Le Guin focuses on eighteenth-century performance, but applying her analytical methods to the virtuosic oboe works of Antonio Pasculli (a fixture of Palermo musical life in the late 1800s) proves similarly enlightening of nineteenth-century virtuosity, the nineteenth-century body, and the nineteenth-century performer-composer.
Here I focus on the physicality of oboe performance (and its appearance in Pasculli’s music) and the connection of this physicality to the firm rooting of the oboe in the physicality and emotions of the female body and mind. The ubiquity of the “carnal” when performing does not diminish its legitimacy as a means of analysis; instead it supports this approach. Every instrument is rooted in physicality, but the differences between instruments are clear and illuminating.
A review from 1988 describes oboist Léon Goossens as having “showed the way to making the instrument (previously considered “too strenuous”) into one suitable for young ladies”, showing the continued resonance of the oboe’s tricky historical physicality. More subtly, a review from 2000 of oboist Yeon-Hee Kwak’s recording of five Pasculli pieces remarks, “that this extraordinary young woman doesn’t pass out is truly a miracle”; this is certainly gentler in its problematic association than an assertion that the bassoon can only be played by a strong man, but it does recall entrenched concerns over the oboe’s suitability for women. I challenge you to consider whether you can realistically imagine a review which concludes “that this extraordinary man doesn’t pass out is truly a miracle”.

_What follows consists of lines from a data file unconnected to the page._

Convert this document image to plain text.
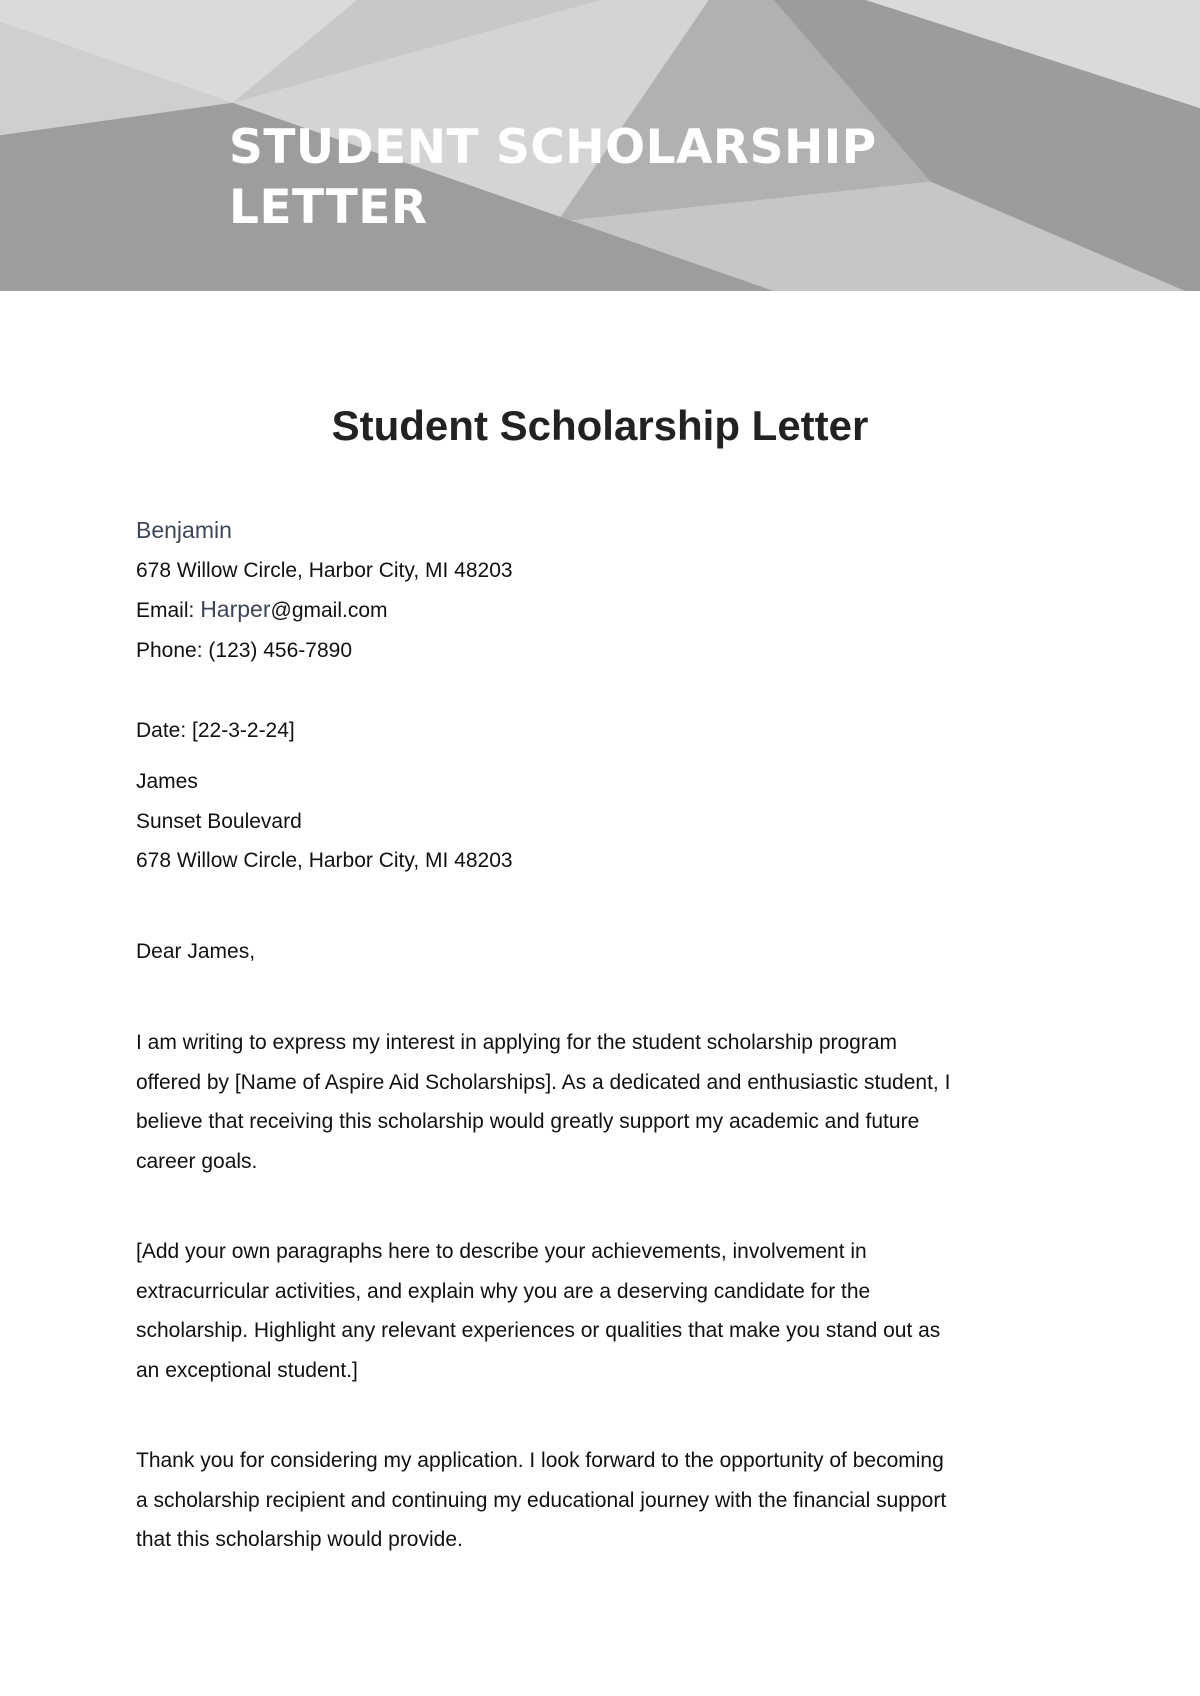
STUDENT SCHOLARSHIP
LETTER
Student Scholarship Letter
Benjamin
678 Willow Circle, Harbor City, MI 48203
Email: Harper@gmail.com
Phone: (123) 456-7890
Date: [22-3-2-24]
James
Sunset Boulevard
678 Willow Circle, Harbor City, MI 48203
Dear James,
I am writing to express my interest in applying for the student scholarship program
offered by [Name of Aspire Aid Scholarships]. As a dedicated and enthusiastic student, I
believe that receiving this scholarship would greatly support my academic and future
career goals.
[Add your own paragraphs here to describe your achievements, involvement in
extracurricular activities, and explain why you are a deserving candidate for the
scholarship. Highlight any relevant experiences or qualities that make you stand out as
an exceptional student.]
Thank you for considering my application. I look forward to the opportunity of becoming
a scholarship recipient and continuing my educational journey with the financial support
that this scholarship would provide.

The oboe remains even now an instrument whose need to be controlled, and whose resistance to such control, reflects a nineteenth century conception of a woman’s body and of the activities appropriate for women. Beyond this, the intricate connections between the physicality of performance and the musical content of fantasias magnify narrative possibilities in these works, allowing the operatic women portrayed within them to escape their operatic tragedies and actively perform their own happy endings.
Keywords: Gender, physicality, instrument
Dr. Rachel Becker is Assistant Professor of Musicology and Oboe at Boise State University. She previously taught at the University of Cambridge in the UK, where she also received her PhD. Rachel’s research focuses on issues of genre, virtuosity, gender, popularity, and the development of woodwind instruments. She explores social and cultural influences on woodwind opera fantasias, including their reception history and the (positive and negative) emotional responses they have evoked contemporaneously and today, as well as the ways in which the composerperformers manipulated the operas they used. Future research plans include investigating the original performance spaces of these pieces, as well as the specific mechanics of instruction and performance of these works at the time in which they were composed. Rachel remains active as a performing oboist. She has played with the Portland Opera, with the King’s College and St John’s College, Cambridge choirs and with the Philharmonia Orchestra.